Kubica nie myśli o mistrzostwie WRC2
Po zwycięstwie w WRC2 w Rajdzie Akropolu Robert Kubica zachowuje spokój i jest bardzo surowy w ocenie swoich szans na mistrzowski tytuł w tej kategorii. - Powiedziałbym, że moje szanse są zerowe - stwierdził polski kierowca.
W Rajdzie Akropolu załoga Robert Kubica/Maciej Baran miał najlepszy czas spośród wszystkich zawodników startujących w serii WRC2. Przewaga wypracowana w piątek i sobotę była spora i w niedzielę pozostało już tylko dowiezienie jej do mety. Kubica postanowił więc jechać nieco wolniej i spokojniej, co jak się okazało przysporzyło mu sporo trudności.
- To była najtrudniejsza rzecz w całym rajdzie. Na szutrze musisz nadawać oponom energię, inaczej się ślizgają. Auta ustawione na szuter nie są przeznaczone do wolnej jazdy. Nie było łatwo, ale tak wygląda nauka - powiedział polski kierowca.
Kubica był zaskoczony faktem, że jego Citroen DS3 RRC tak dobrze poradził sobie na niezwykle trudnych, kamienistych trasach w Grecji. - Nigdy nie spodziewałbym się, że rajdowe auto jest w stanie jeździć w takich warunkach. Gdy widziałem je po raz pierwszy, zbliżając się do zakrętu... ok, mogłem spodziewać się tego po zapoznaniu z trasą, ale było jeszcze gorzej, niż przypuszczałem. Nie wiem, czy jeszcze kiedyś będę startował w rajdzie z podobnymi warunkami. Nie wydaje mi się - stwierdził były kierowca zespołów Formuły 1 BMW Sauber i Renault.

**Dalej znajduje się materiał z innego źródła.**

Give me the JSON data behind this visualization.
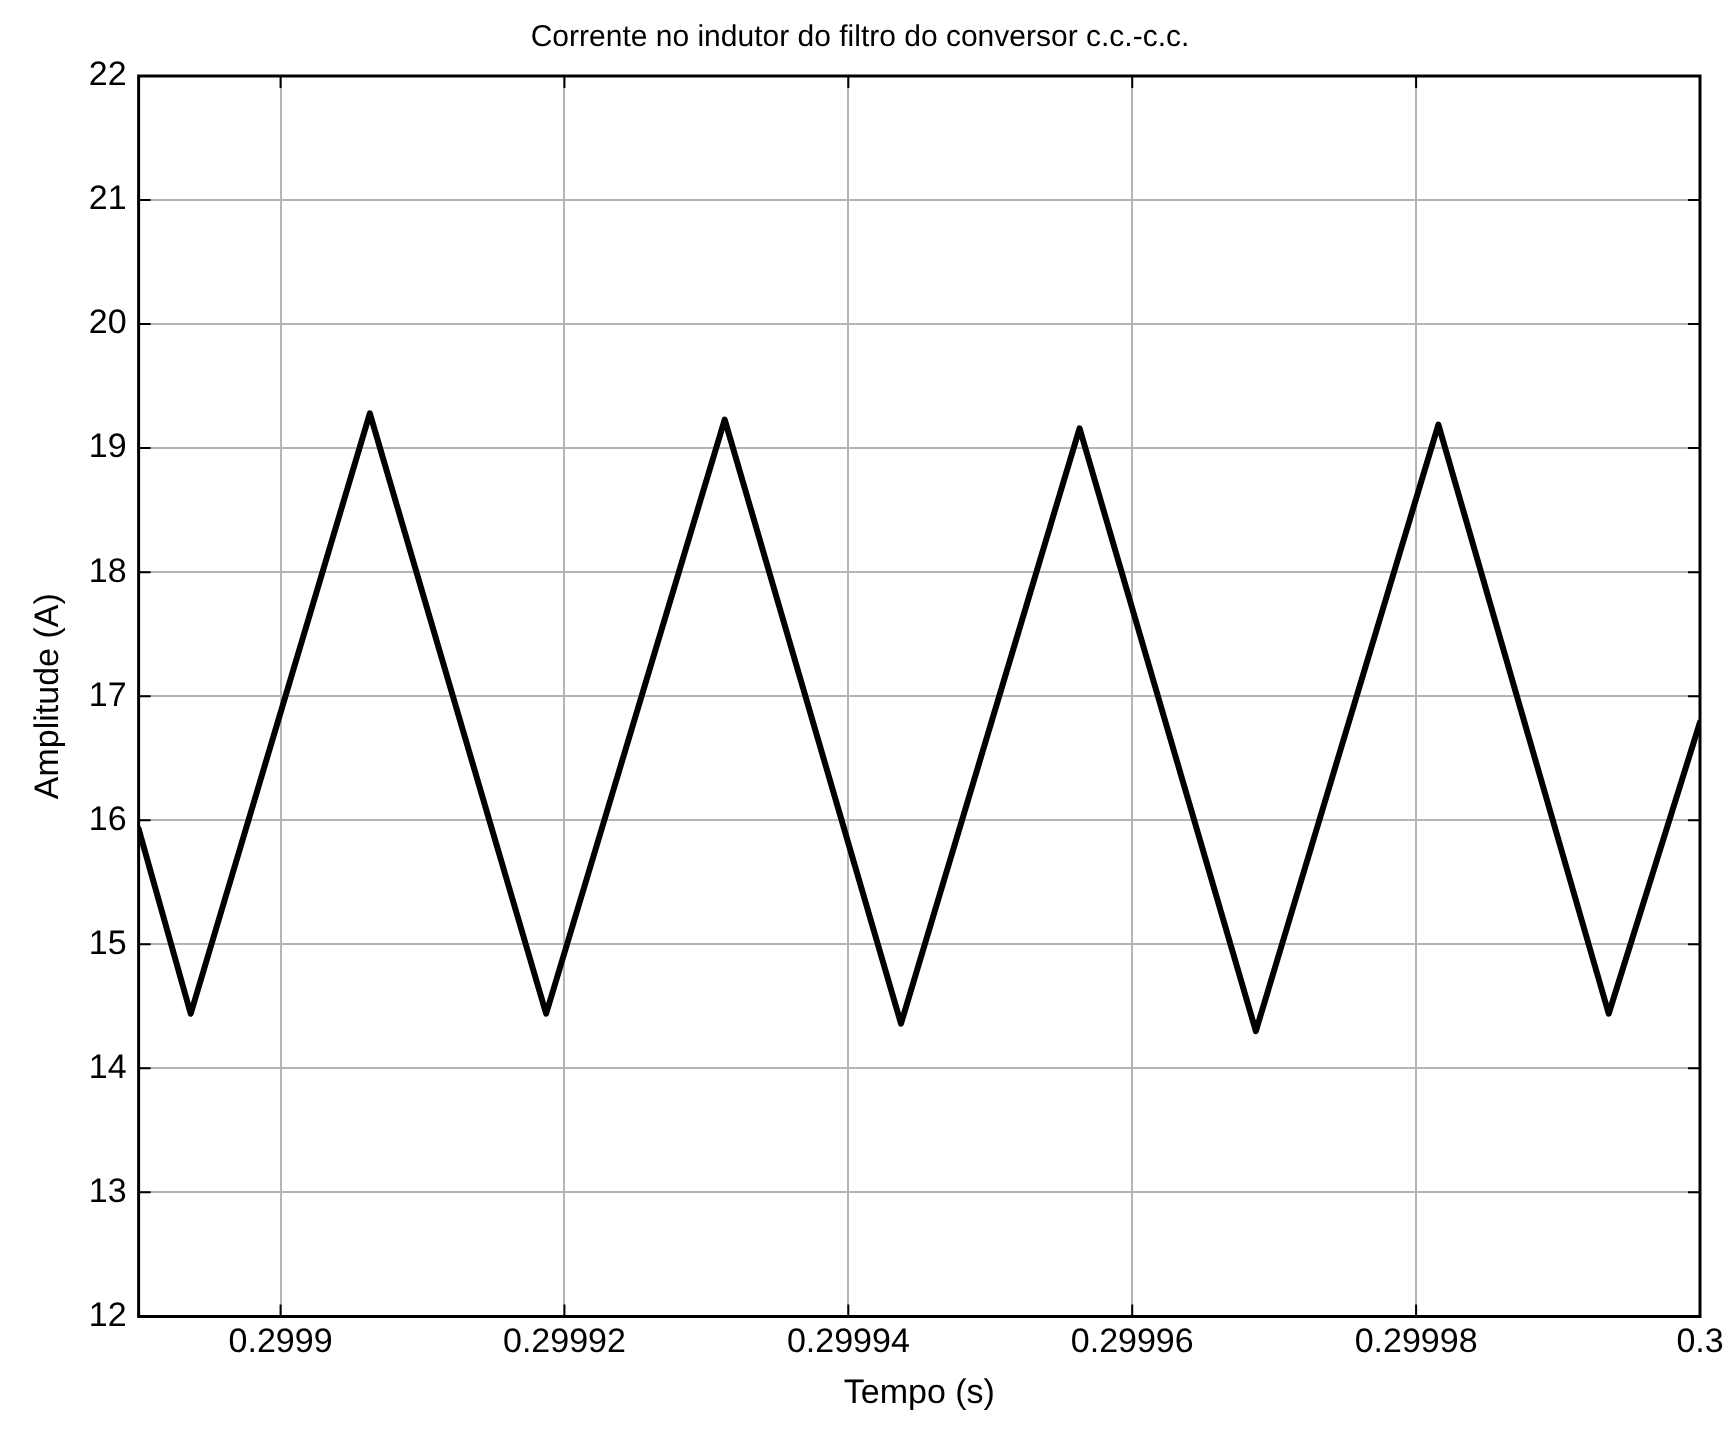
{
  "chart_data": {
    "type": "line",
    "title": "Corrente no indutor do filtro do conversor c.c.-c.c.",
    "xlabel": "Tempo (s)",
    "ylabel": "Amplitude (A)",
    "x": [
      0.29989,
      0.29989367,
      0.29990629,
      0.29991871,
      0.29993129,
      0.29994371,
      0.29995629,
      0.29996871,
      0.29998157,
      0.29999357,
      0.3
    ],
    "series": [
      {
        "color": "#000000",
        "values": [
          15.93,
          14.44,
          19.28,
          14.44,
          19.23,
          14.36,
          19.16,
          14.3,
          19.19,
          14.44,
          16.79
        ]
      }
    ],
    "xlim": [
      0.29989,
      0.3
    ],
    "xticks": [
      0.2999,
      0.29992,
      0.29994,
      0.29996,
      0.29998,
      0.3
    ],
    "ylim": [
      12,
      22
    ],
    "yticks": [
      12,
      13,
      14,
      15,
      16,
      17,
      18,
      19,
      20,
      21,
      22
    ],
    "grid": true,
    "legend": false,
    "marker": "none",
    "line_style": "solid"
  }
}
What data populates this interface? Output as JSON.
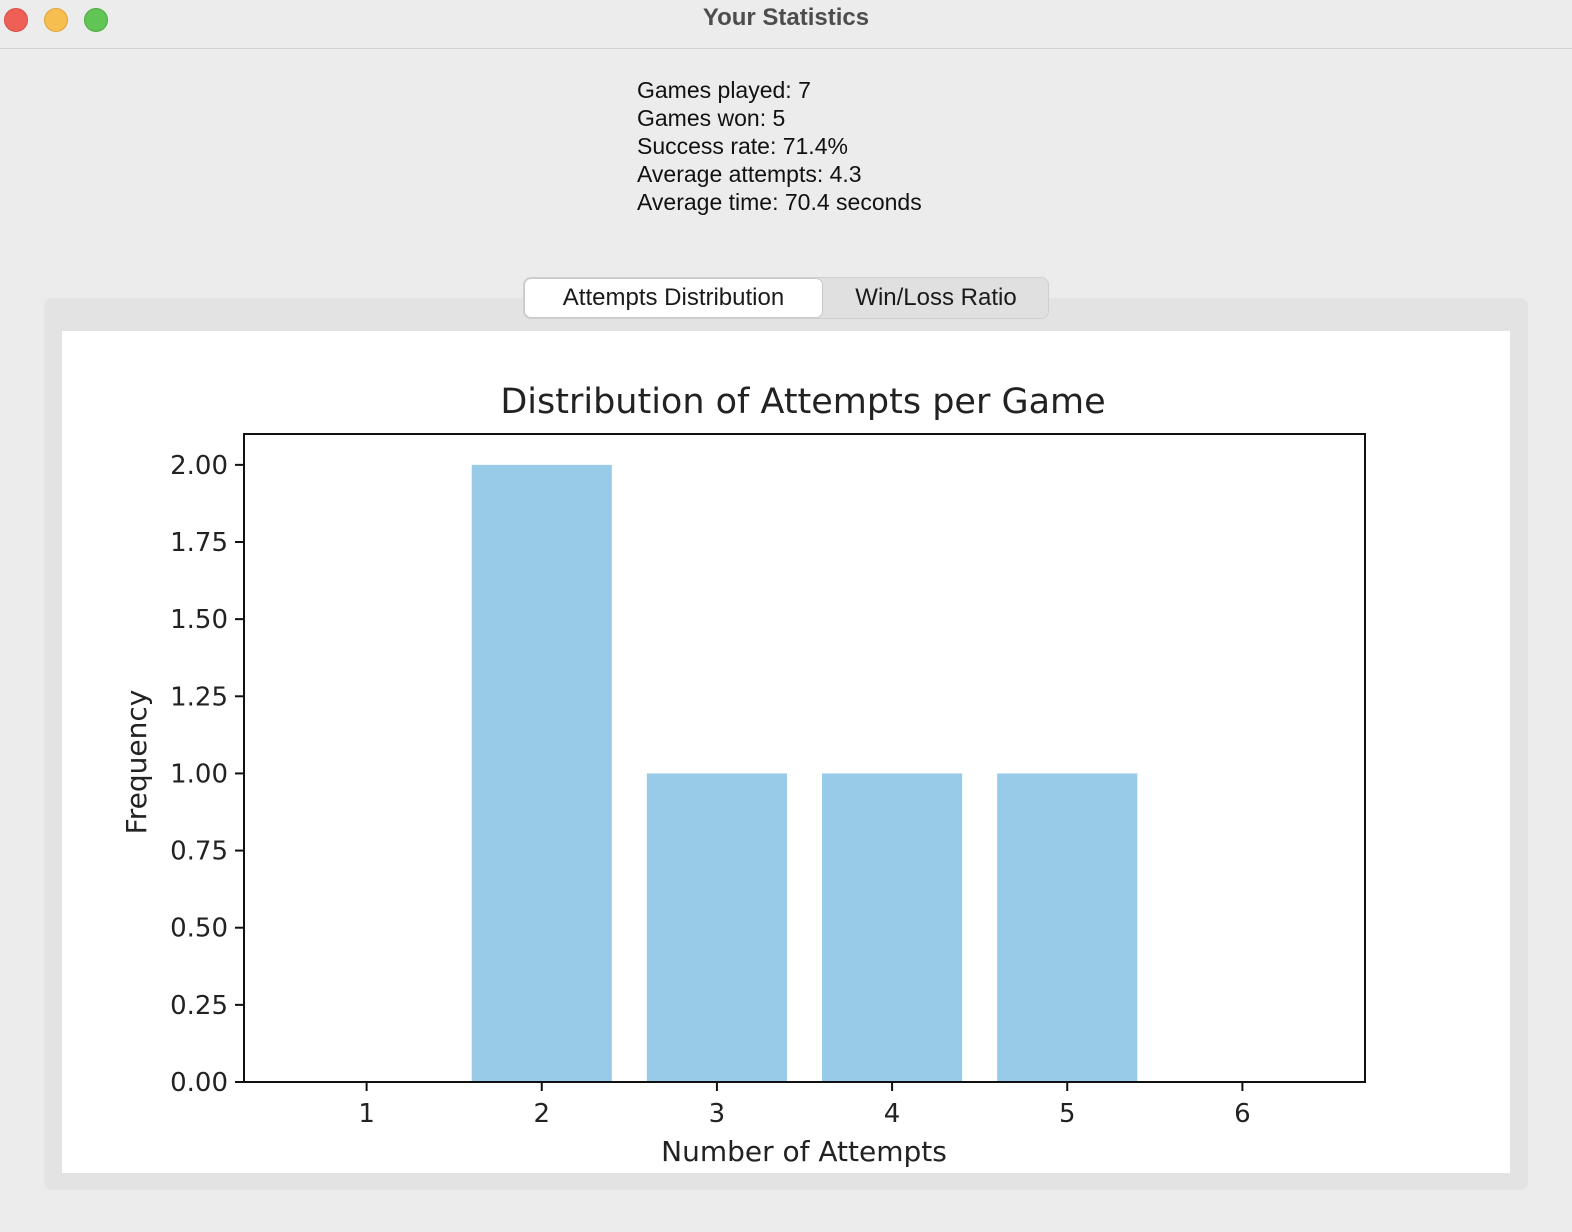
{
  "window": {
    "title": "Your Statistics"
  },
  "stats": {
    "games_played": "Games played: 7",
    "games_won": "Games won: 5",
    "success_rate": "Success rate: 71.4%",
    "average_attempts": "Average attempts: 4.3",
    "average_time": "Average time: 70.4 seconds"
  },
  "tabs": [
    {
      "label": "Attempts Distribution",
      "active": true
    },
    {
      "label": "Win/Loss Ratio",
      "active": false
    }
  ],
  "chart_data": {
    "type": "bar",
    "title": "Distribution of Attempts per Game",
    "xlabel": "Number of Attempts",
    "ylabel": "Frequency",
    "categories": [
      1,
      2,
      3,
      4,
      5,
      6
    ],
    "values": [
      0,
      2,
      1,
      1,
      1,
      0
    ],
    "xlim": [
      0.3,
      6.7
    ],
    "ylim": [
      0,
      2.1
    ],
    "yticks": [
      "0.00",
      "0.25",
      "0.50",
      "0.75",
      "1.00",
      "1.25",
      "1.50",
      "1.75",
      "2.00"
    ],
    "xticks": [
      "1",
      "2",
      "3",
      "4",
      "5",
      "6"
    ],
    "bar_color": "#97cbe8",
    "grid": false,
    "legend": false
  }
}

Wygrywając w Rajdzie Akropolu rywalizację w WRC2 Kubica zdobył sporo punktów do klasyfikacji generalnej tej serii, jednak nie sądzi, by mógł włączyć się do walki o końcowy triumf. - Jeśli pytacie mnie, czy myślę o mistrzostwie WRC2, to odpowiadam, że nie. Powiedziałbym, że moje szanse są zerowe. Przed moim pierwszym startem w WRC w Portugalii przejechałem tylko 300 kilometrów po szutrze, a większość kolejnych rajdów odbędzie się właśnie na takiej nawierzchni - zaznaczył polski kierowca.